Publication information
- Publisher: DC Comics
- First appearance: Steel (vol. 2) #14 (April 1995)

In-story information
- Species: Human cyborg
- Place of origin: New Earth

= Gearhead (DC Comics) =

Gearhead is the name of two supervillains appearing in American comic books published by DC Comics.

== Publication history ==
The unidentified Gearhead first appeared in Steel (vol. 2) #14.

The Nathan Finch incarnation of Gearhead first appeared in Detective Comics #712 (August 1997), and was created by Chuck Dixon, Graham Nolan, and Bob McLeod.

==Fictional character biographies==
===Unrevealed===

The first Gearhead is a henchman of the supervillain White Rabbit.

===Nathaniel Finch===

The second Gearhead is Nathaniel Finch, a former engineer at General Robotics. After kidnapping his boss' daughter Gloria Osteen, Finch encounters Batman, falls into Gotham's waters, and is presumed dead. Finch's body is discovered by two down-and-out people, who take him to Dr. Bascomb. Bascomb is forced to remove Finch's limbs, which have been ravaged by frostbite, and replaces them with prosthetics. Following training with his cybernetic limbs, Finch becomes Gearhead and develops his own cybernetic arsenal of removable body parts as well as a goal to exterminate Batman, whom he refers to as "vermin".

Gearhead appears in the Batman: No Man's Land crossover event, in which he is one of numerous villains competing for control of Gotham City's sewers.
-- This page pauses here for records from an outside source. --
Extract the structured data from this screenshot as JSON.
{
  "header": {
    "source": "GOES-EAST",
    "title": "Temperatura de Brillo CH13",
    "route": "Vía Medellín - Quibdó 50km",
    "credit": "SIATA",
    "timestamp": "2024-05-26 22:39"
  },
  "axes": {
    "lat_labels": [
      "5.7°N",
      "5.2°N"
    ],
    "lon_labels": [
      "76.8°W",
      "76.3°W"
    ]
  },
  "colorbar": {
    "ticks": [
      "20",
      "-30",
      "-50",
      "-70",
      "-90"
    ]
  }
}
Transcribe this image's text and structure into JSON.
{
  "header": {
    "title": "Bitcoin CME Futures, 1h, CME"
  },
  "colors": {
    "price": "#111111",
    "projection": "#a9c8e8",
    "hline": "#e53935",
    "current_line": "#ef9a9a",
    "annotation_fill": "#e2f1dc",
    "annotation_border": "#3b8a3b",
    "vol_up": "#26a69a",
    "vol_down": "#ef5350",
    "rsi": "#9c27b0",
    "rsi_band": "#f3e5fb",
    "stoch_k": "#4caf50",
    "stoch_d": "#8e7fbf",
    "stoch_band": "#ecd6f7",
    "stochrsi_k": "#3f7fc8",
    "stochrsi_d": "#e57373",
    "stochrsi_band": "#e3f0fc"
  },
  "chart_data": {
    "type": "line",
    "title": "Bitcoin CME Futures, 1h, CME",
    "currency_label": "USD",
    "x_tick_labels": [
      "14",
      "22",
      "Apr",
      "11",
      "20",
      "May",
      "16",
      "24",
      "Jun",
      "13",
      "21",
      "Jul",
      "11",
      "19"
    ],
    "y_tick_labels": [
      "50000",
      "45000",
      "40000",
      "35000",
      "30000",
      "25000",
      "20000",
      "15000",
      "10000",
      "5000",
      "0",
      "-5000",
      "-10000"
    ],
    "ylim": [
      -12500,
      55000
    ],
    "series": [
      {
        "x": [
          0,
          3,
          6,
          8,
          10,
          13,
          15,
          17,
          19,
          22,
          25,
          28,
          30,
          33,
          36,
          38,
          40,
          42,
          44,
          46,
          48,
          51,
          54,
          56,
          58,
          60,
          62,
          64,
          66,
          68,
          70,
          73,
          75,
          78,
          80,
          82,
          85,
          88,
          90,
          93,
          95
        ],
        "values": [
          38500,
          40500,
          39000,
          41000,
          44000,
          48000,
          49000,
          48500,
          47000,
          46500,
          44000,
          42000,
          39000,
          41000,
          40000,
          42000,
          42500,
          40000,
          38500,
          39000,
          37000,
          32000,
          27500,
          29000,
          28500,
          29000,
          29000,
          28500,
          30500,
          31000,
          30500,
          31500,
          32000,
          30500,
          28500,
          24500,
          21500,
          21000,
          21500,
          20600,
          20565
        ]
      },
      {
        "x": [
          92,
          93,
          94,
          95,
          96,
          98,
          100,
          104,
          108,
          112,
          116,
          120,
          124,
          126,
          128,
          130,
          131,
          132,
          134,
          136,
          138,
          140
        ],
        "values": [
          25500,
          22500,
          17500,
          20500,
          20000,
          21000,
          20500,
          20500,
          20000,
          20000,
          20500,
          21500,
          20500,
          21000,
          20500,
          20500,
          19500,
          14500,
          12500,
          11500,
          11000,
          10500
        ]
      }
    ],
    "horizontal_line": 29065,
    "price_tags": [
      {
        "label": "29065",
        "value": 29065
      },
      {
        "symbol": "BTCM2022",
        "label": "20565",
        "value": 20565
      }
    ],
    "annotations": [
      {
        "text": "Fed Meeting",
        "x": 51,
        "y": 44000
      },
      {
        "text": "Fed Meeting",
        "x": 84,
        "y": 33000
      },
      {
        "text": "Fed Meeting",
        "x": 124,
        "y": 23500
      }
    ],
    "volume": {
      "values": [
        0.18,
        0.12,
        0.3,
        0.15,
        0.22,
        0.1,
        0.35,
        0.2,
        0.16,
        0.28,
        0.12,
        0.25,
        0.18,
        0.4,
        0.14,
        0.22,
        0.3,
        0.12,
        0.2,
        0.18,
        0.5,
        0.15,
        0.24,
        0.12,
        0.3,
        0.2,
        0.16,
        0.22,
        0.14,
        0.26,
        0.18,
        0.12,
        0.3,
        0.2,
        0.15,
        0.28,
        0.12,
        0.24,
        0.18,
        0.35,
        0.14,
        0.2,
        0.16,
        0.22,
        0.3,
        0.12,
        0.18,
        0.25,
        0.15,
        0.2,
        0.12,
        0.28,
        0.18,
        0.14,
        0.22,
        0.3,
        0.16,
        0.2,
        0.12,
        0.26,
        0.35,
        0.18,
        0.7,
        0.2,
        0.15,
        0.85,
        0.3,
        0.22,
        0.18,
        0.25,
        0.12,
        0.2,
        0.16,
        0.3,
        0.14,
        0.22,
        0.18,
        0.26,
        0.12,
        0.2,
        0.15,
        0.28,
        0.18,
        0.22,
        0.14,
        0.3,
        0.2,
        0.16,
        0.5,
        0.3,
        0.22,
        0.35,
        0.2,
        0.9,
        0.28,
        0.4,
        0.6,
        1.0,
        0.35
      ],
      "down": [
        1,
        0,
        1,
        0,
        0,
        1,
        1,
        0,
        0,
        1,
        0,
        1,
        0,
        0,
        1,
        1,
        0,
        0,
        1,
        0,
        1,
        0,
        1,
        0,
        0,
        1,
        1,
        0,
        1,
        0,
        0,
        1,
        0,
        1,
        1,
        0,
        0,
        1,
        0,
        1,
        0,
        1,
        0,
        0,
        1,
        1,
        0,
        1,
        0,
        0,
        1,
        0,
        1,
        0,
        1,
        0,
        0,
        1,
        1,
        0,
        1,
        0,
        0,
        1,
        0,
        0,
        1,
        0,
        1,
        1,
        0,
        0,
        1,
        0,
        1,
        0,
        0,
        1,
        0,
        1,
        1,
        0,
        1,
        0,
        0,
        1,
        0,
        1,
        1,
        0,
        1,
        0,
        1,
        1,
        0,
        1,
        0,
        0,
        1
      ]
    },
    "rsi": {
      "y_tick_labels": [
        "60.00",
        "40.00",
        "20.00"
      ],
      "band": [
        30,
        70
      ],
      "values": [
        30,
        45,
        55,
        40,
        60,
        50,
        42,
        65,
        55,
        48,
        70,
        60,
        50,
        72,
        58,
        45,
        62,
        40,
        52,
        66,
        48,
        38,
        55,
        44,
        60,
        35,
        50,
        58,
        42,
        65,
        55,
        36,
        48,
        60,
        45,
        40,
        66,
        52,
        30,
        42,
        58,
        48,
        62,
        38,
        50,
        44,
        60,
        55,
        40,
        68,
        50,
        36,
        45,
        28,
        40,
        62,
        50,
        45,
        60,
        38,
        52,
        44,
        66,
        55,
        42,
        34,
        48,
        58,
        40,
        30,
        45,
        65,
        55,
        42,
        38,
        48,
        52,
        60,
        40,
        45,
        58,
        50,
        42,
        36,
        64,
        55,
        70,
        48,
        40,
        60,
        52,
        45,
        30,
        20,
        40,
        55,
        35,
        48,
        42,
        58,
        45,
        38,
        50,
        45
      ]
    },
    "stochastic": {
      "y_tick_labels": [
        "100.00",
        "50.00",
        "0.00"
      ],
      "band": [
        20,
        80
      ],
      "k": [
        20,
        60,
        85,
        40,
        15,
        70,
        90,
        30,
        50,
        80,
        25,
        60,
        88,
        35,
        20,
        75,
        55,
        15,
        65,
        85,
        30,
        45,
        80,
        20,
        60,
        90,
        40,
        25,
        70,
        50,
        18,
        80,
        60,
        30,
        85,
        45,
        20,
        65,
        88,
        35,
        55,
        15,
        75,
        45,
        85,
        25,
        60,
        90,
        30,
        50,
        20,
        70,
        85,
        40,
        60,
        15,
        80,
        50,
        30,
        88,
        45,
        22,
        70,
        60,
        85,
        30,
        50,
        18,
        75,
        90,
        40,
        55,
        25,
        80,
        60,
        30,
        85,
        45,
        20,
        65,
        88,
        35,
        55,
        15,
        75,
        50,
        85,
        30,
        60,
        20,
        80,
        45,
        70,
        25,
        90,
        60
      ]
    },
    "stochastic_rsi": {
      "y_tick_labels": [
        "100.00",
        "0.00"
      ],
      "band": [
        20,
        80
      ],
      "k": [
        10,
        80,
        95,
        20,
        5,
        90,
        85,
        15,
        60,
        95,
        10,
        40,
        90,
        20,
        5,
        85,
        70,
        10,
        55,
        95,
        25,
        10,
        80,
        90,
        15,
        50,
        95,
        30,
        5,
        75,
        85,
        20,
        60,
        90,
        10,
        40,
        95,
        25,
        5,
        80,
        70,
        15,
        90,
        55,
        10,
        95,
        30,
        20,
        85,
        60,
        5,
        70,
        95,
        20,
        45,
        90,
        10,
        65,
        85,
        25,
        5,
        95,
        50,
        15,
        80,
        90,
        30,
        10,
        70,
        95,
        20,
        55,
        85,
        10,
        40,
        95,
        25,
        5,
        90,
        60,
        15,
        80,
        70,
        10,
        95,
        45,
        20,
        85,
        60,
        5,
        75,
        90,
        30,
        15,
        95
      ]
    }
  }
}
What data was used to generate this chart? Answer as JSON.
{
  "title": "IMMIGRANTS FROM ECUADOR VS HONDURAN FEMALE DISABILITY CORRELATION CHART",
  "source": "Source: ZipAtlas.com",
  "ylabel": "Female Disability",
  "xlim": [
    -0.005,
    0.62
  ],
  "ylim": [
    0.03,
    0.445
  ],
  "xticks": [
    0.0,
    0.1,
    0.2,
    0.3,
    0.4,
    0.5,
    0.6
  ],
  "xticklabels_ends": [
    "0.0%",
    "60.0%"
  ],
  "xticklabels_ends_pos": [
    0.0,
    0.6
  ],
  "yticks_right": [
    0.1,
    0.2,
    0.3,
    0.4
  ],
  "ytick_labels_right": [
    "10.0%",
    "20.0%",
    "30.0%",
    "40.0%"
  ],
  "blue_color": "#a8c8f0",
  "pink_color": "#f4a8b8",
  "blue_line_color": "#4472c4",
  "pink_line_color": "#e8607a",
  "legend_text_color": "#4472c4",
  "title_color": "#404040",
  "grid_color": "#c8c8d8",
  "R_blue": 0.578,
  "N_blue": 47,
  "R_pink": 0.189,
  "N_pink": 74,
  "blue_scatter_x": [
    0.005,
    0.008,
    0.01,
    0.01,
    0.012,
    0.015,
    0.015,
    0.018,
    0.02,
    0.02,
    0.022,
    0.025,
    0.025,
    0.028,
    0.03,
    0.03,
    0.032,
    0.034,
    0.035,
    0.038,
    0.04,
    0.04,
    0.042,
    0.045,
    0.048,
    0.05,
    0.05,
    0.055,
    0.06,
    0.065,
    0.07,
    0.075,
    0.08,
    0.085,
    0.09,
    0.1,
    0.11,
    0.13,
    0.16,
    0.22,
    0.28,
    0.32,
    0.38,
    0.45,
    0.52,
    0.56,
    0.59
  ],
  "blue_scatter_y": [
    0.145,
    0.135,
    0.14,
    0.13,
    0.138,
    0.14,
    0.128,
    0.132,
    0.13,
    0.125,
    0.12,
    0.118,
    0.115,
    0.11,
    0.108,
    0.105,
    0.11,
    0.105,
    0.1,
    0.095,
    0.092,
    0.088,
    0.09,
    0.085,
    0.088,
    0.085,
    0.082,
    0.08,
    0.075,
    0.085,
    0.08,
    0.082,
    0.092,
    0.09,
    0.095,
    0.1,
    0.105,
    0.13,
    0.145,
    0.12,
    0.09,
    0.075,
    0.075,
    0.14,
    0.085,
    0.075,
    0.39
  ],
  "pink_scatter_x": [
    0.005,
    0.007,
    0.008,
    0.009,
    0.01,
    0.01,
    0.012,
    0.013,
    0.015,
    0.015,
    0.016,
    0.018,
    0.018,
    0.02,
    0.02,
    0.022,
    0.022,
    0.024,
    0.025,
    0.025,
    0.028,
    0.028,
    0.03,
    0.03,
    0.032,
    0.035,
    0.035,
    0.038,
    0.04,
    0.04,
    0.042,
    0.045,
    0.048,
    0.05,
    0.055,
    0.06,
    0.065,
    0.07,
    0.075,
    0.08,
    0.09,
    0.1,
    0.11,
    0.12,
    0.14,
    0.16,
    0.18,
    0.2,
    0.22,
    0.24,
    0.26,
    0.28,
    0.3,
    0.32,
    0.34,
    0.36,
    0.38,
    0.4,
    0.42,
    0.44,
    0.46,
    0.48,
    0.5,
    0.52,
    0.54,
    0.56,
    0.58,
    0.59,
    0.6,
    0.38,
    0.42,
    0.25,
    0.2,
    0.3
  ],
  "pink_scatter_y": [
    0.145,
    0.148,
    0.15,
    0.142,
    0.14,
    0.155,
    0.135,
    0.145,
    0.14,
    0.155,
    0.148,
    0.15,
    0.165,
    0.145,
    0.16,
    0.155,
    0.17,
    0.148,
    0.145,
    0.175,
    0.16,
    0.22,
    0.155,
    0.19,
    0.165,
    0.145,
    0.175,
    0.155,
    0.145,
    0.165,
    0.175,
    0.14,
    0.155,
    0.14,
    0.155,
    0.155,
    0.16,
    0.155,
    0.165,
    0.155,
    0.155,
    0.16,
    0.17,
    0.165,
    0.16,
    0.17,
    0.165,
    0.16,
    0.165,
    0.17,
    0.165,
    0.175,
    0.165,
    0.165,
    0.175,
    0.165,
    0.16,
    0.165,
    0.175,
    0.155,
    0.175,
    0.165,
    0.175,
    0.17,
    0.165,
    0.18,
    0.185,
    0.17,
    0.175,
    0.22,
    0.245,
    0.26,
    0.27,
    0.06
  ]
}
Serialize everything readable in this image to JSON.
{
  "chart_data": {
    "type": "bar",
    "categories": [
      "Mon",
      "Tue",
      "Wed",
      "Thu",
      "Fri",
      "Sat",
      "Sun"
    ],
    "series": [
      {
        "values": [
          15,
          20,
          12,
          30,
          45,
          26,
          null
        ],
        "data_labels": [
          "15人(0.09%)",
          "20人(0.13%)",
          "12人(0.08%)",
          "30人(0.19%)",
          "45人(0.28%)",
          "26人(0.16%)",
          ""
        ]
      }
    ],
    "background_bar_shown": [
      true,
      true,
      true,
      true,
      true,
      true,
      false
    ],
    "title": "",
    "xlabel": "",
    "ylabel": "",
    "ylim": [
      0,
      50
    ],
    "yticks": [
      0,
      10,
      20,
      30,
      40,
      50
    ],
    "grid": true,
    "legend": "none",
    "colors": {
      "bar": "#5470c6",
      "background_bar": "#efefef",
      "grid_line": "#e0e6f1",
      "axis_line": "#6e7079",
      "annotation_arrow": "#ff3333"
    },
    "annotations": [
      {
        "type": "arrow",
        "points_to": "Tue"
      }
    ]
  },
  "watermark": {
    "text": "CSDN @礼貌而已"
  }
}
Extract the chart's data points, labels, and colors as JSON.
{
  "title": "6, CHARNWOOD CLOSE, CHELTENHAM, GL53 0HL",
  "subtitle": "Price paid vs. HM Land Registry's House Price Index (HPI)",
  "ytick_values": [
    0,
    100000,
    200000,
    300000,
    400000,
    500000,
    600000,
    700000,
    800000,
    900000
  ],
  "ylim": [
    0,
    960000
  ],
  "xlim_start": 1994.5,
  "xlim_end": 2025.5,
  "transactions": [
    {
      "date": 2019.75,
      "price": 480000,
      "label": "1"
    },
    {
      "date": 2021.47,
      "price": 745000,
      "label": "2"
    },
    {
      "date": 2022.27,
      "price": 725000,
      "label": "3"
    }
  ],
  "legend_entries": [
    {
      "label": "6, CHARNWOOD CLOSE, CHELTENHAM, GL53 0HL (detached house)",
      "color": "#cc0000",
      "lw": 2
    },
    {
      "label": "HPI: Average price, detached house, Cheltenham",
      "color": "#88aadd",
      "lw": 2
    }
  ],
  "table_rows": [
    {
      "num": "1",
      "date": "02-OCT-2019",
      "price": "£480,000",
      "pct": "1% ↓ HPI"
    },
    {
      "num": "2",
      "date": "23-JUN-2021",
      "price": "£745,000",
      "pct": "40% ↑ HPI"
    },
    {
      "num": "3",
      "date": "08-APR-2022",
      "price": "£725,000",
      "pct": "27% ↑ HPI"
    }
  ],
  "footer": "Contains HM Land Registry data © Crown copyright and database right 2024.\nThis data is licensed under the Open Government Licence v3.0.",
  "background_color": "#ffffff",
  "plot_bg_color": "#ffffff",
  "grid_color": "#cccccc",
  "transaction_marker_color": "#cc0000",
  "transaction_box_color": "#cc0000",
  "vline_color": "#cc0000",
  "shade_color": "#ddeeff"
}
Having lost the use of his cybernetic limbs, he is forced into partnership with the thuggish Tommy Mangles, who carries him around. Gearhead and Mangles become lost in the sewers and discover Mr. Freeze's hideout. Freeze captures Gearhead and Mangles, freezes them, and leaves for his storage room. After Robin defeats Freeze and Ratcatcher, the Gotham City Police Department finds the frozen bodies of Gearhead and Tommy Mangles and takes them into police custody.

Gearhead appears in the miniseries Rush City, where he is physically attached to his car. Gearhead pursues Rush and Black Canary, only for Rush to release an EMP that disables Gearhead. Gearhead recovers and brings out drills and saws from the engine of his car to attack. Rush and Black Canary work together to disable Gearhead.

In Infinite Crisis, Gearhead joins Alexander Luthor Jr.'s Secret Society of Super Villains.

==Powers and abilities==
The Nathaniel Finch incarnation of Gearhead has genius-level intellect and wields cybernetic limbs and other devices.

==In other media==

Gearhead as he appears in The Batman.

- The Nathaniel Finch incarnation of Gearhead appears in The Batman, voiced by Will Friedle. This version is a criminal racer who can remotely hack into and upgrade vehicles and possesses retractable claws.
- Two action figures of Gearhead, referred to as "Metal Head" for legal reasons, were produced as part of Mattel's The Batman toyline.
- The Batman incarnation of Nathan Finch / Gearhead appears in the tie-in comic The Batman Strikes!, which reveals that he was previously a celebrity racer before being injured in an accident that left him quadriplegic and receiving cybernetic enhancements from an unknown benefactor.